Между тем с переменой общественных обстоятельств беспочвенность не только никуда не девается, но открывает свое существо как принципиальной и неизбывной тревоги земной жизни. Каждый человек на своем веку не раз бывает приведен в ситуацию жизни «без…». В историческом, национальном, конкретном опыте русской интеллигенции дано было воплотить всечеловеческую, экзистенциальную ситуацию беспочвенности — таков новый взгляд на уникальность ее культурного положения. Русская интеллигенция пережила свою сословную историю как притчу, вобравшую в себя поучение о духовной свободе для поколений вперед. Потому-то, несмотря на всемирную распространенность интеллигента, именно России дано было вписать его имя в свод священных типов человечности.
Самоуничижительная тяга к народному, простому, всеобщему в сознании русской интеллигенции была оправдана конкретными, историческими обстоятельствами ее возникновения. Дело революции, которому посвятила себя интеллигенция, было направлено на самоустранение, на выход из мучительного положения посторонней, лишней, исключительной силы, живущей вразрез с национальным духовным целым.

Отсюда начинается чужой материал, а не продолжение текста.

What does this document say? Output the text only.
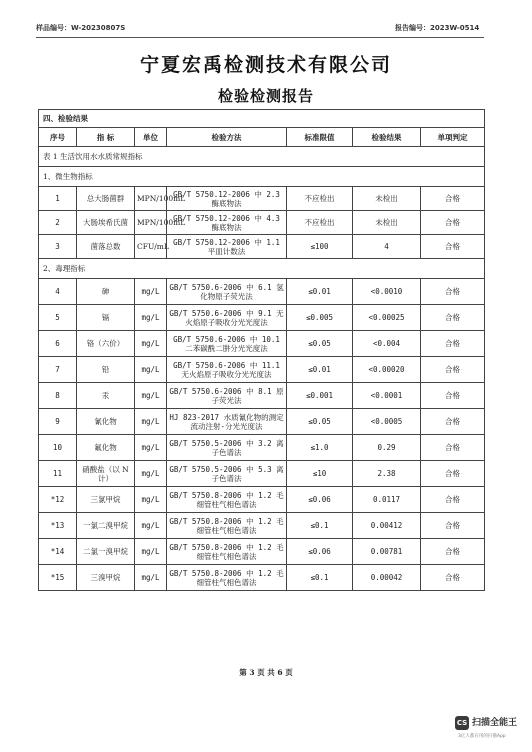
样品编号：W-20230807S	报告编号：2023W-0514
宁夏宏禹检测技术有限公司
检验检测报告
四、检验结果						
序号	指 标	单位	检验方法	标准限值	检验结果	单项判定
表 1 生活饮用水水质常规指标						
1、微生物指标						
1	总大肠菌群	MPN/100mL	GB/T 5750.12-2006 中 2.3 酶底物法	不应检出	未检出	合格
2	大肠埃希氏菌	MPN/100mL	GB/T 5750.12-2006 中 4.3 酶底物法	不应检出	未检出	合格
3	菌落总数	CFU/mL	GB/T 5750.12-2006 中 1.1 平皿计数法	≤100	4	合格
2、毒理指标						
4	砷	mg/L	GB/T 5750.6-2006 中 6.1 氢化物原子荧光法	≤0.01	<0.0010	合格
5	镉	mg/L	GB/T 5750.6-2006 中 9.1 无火焰原子吸收分光光度法	≤0.005	<0.00025	合格
6	铬（六价）	mg/L	GB/T 5750.6-2006 中 10.1 二苯碳酰二肼分光光度法	≤0.05	<0.004	合格
7	铅	mg/L	GB/T 5750.6-2006 中 11.1 无火焰原子吸收分光光度法	≤0.01	<0.00020	合格
8	汞	mg/L	GB/T 5750.6-2006 中 8.1 原子荧光法	≤0.001	<0.0001	合格
9	氰化物	mg/L	HJ 823-2017 水质氰化物的测定流动注射-分光光度法	≤0.05	<0.0005	合格
10	氟化物	mg/L	GB/T 5750.5-2006 中 3.2 离子色谱法	≤1.0	0.29	合格
11	硝酸盐（以 N 计）	mg/L	GB/T 5750.5-2006 中 5.3 离子色谱法	≤10	2.38	合格
*12	三氯甲烷	mg/L	GB/T 5750.8-2006 中 1.2 毛细管柱气相色谱法	≤0.06	0.0117	合格
*13	一氯二溴甲烷	mg/L	GB/T 5750.8-2006 中 1.2 毛细管柱气相色谱法	≤0.1	0.00412	合格
*14	二氯一溴甲烷	mg/L	GB/T 5750.8-2006 中 1.2 毛细管柱气相色谱法	≤0.06	0.00781	合格
*15	三溴甲烷	mg/L	GB/T 5750.8-2006 中 1.2 毛细管柱气相色谱法	≤0.1	0.00042	合格
第 3 页 共 6 页
CS 扫描全能王
3亿人都在用的扫描App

Невроз воссоединения с почвой был главным сюжетом в истории русской интеллигенции. И представление о народных корнях было исторически конкретным образом почвы, явленным в ее судьбе. Но то, к чему стремился русский интеллигент в образе народа, куда древнее, масштабней и прельстительней.
Понятие «почва» темно, архаично, неразложимо на элементы и неистребимо в культурной памяти, как текучая твердь натуральной земли под бредущими, не замечая опору, ногами. Оно завораживает магией символа, как имя всякой стихии. Но, несмотря на мистический дух, понятие вполне доступно рационализации. Почва во внеисторическом, философском смысле — синоним данности. Всего, что человек не выбирает свободно в результате осознания себя, а вбирает безлично, не задумываясь. Семья, среда, природа; приемы, правила, традиции; естество, жизнь, время — все это почва жизни, прирастающая каждой вновь рожденной душой, растворяющая единичность во всеобщем, возмещающая исчезновение отдельного элемента цикличным повторением его судьбы в миллионах подобий.
Лишиться почвы — значит оказаться в ситуации не гарантированных смыслов. Такая утрата может стать отрицательным основанием свободы: когда принципы жизни не определены, сознание испытывает будоражащую ответственность за самостоятельный выбор. В риске беспочвенности, когда ломается автопилот сознания и начинается его свободное самоопределение, открывается возможность для творения не-бывшего. Беспочвенность дает ход творческой, не обусловленной деятельности сознания, запуская интеллектуальный поиск как особый тип существования.
Драму и силу свободной сознательности призвана выразить фигура интеллигента. Межеумочный, на полдороге, ни то ни се, интеллигент по определению существует на острие: шаг влево, шаг вправо — и существо его перерождается, все равно, улучшаясь или деградируя, главное — избывая беспочвенность, ситуацию поиска, которая подарила ему бытие. Исследуя публицистику «веховцев» как «новый способ мышления», Г. Померанц вышел на догадку об интеллигентстве как вневременном, вненацинальном типе сознания — «незавершенного, вопрошающего», «кризисного» по определению[38]. Знаменательна солидарность столпов интеллигентского самосознания в России — Померанца, Аверинцева, Лихачева — в утверждении беспочвенности сознания как неизбывного свойства интеллигента, которому они вменяли в обязанность свободу даже от собственных, самостоятельно выработанных, успокоительно найденных идей[39].
Вот и ответ на давнюю загадку об отличии интеллигента от «просто хорошего человека»[40]. Доброта — уже природа. «Хороший» человек делает доброе по природе, не задумываясь о доброте как основании своего поступка, тогда как вся боль интеллигента — об основаниях, причине причин, тверди, от которой оттолкнуться для действия. Поступок интеллигента — это не только результат решения вопроса, но само это решение. Синонимичным обозначением интеллигента поэтому будет никакой не «хороший человек», а человек думающий (ищущий, рефлексирующий). Стоит только обрести постоянную основу для поступка, отменить процесс ее испытания и проверки, как интеллигент переходит на иноприродный ему уровень духовности — автоматический, обывательский (в худшем случае) или просветленный, знающий (в лучшем).
Интересно в этом смысле отметить, что духовное превосходство интеллигента в отечественной культуре переоценили. Интеллигентство — значимая, но далеко не высшая ступень духовного развития человека. По правде говоря, эта ступень — первая. Усиленная деятельность самосознания в интеллигенте — начальный навык в любой духовной, религиозной практике. Путь к вершинам знания и креплению духа начинается с обрыва инерционного бытия, с понимания основы своих поступков.